Der offizielle Teil der Einweihungsfeier der „Helmut-Wagner-Schule“ endete mit dem kirchlichen Segen durch Pfarrer Andreas Pannicke für die evangelische Kirche und Pfarrer Dieter Georg Jung für die katholische Kirche. Danach konnten die geladenen Gäste die neuen Räumlichkeiten besichtigen.
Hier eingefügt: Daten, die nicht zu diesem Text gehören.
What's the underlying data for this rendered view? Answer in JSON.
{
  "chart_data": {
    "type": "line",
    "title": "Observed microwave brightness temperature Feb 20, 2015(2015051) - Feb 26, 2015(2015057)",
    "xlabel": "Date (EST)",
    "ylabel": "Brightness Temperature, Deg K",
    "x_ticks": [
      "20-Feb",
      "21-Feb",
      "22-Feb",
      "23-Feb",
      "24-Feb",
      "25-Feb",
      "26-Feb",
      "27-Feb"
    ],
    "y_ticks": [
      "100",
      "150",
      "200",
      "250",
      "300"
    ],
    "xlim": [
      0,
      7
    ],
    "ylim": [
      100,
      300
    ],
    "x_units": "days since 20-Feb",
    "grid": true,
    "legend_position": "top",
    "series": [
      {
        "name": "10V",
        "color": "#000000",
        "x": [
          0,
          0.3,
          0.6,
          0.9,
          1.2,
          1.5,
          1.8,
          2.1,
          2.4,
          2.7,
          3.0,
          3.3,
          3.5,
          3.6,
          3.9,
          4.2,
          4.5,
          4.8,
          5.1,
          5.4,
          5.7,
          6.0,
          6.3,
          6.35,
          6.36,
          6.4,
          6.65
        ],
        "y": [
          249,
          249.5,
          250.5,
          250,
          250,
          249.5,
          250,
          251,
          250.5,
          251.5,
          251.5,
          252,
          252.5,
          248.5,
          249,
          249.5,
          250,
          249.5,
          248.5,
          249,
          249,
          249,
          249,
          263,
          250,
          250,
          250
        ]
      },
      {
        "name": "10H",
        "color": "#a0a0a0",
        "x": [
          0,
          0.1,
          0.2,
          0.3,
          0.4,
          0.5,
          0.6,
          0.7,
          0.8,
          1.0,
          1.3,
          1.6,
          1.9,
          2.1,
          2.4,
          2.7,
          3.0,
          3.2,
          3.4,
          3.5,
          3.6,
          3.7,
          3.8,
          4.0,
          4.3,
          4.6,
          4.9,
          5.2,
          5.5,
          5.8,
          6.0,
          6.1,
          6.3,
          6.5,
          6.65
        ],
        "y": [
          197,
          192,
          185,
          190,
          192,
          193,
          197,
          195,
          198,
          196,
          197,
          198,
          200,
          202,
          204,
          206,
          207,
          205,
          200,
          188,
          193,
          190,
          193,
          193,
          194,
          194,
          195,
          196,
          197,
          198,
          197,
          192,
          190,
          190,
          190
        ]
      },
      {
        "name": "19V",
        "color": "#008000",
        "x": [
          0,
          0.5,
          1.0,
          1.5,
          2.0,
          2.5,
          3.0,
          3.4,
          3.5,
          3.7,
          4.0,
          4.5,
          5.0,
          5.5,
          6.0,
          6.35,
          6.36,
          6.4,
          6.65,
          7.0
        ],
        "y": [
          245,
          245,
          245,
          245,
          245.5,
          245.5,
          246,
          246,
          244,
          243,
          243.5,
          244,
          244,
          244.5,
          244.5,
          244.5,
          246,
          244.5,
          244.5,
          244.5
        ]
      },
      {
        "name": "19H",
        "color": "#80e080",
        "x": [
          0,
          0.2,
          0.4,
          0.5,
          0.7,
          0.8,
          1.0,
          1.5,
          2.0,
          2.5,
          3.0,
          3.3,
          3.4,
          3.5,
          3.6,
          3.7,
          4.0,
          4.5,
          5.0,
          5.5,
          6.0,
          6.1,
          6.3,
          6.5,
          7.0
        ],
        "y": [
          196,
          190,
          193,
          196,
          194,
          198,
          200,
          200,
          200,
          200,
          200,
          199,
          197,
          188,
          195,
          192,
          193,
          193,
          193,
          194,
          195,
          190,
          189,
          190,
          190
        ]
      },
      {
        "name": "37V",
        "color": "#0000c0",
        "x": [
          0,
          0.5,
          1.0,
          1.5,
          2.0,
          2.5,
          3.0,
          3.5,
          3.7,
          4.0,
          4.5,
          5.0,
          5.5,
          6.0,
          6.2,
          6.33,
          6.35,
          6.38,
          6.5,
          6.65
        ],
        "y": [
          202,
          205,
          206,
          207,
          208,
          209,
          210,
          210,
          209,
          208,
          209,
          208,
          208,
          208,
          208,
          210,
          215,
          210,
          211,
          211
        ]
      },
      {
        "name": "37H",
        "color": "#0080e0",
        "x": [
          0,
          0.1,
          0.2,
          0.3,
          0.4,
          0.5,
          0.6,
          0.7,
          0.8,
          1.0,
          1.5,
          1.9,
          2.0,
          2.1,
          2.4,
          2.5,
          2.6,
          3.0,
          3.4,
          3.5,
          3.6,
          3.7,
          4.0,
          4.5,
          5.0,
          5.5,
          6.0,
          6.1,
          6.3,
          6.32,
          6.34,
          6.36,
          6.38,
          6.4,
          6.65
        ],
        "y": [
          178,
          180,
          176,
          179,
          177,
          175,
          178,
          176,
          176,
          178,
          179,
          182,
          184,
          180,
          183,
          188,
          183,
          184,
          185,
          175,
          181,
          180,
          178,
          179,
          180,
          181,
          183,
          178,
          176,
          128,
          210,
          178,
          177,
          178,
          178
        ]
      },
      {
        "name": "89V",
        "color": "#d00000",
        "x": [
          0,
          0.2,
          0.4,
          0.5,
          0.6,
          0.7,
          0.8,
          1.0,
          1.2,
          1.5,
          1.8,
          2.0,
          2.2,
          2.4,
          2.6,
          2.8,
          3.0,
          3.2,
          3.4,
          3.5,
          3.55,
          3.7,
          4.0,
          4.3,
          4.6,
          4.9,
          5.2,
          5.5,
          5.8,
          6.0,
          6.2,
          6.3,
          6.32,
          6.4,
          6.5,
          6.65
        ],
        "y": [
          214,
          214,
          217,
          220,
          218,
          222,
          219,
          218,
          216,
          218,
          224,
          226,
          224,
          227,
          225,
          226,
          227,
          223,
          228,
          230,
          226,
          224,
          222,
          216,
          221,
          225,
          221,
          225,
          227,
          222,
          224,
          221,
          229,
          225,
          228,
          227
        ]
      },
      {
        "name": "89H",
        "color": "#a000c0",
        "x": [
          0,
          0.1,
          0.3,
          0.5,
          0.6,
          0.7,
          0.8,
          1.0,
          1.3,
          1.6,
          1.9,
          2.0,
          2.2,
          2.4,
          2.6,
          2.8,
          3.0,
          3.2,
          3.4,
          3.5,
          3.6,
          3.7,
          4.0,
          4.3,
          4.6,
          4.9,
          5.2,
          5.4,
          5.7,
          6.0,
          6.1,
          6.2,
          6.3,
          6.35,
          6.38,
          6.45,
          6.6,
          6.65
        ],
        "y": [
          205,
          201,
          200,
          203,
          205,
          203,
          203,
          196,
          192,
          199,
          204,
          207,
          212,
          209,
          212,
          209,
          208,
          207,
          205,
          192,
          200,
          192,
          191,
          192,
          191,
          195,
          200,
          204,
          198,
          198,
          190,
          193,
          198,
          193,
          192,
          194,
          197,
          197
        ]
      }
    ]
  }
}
Was sie sahen, hat beeindruckt: Flure und Räume sind angesichts großer Fensterfronten hell und einladend, Herzstück des Gebäudes ist eine zentrale Treppe. In der ersten Etage gibt es acht geräumige Klassenräume und zwei Werkräume, im Erdgeschoss befinden sich die Verwaltungsbüros.

Die Rehauer Berufsschule besuchen zurzeit 450 Schüler und Schülerinnen – davon haben sich 26 für eine Ausbildung zum Verfahrensmechaniker für Kunststoff-und Kautschuktechnik bei REHAU entschieden. Sie erhalten hier das Rüstzeug für ihren Beruf und werden durch ihr Know-how zu einem der wichtigsten Bausteine für die Zukunft von REHAU. Dies hatte Helmut Wagner schon vor sieben Jahrzehnten erkannt.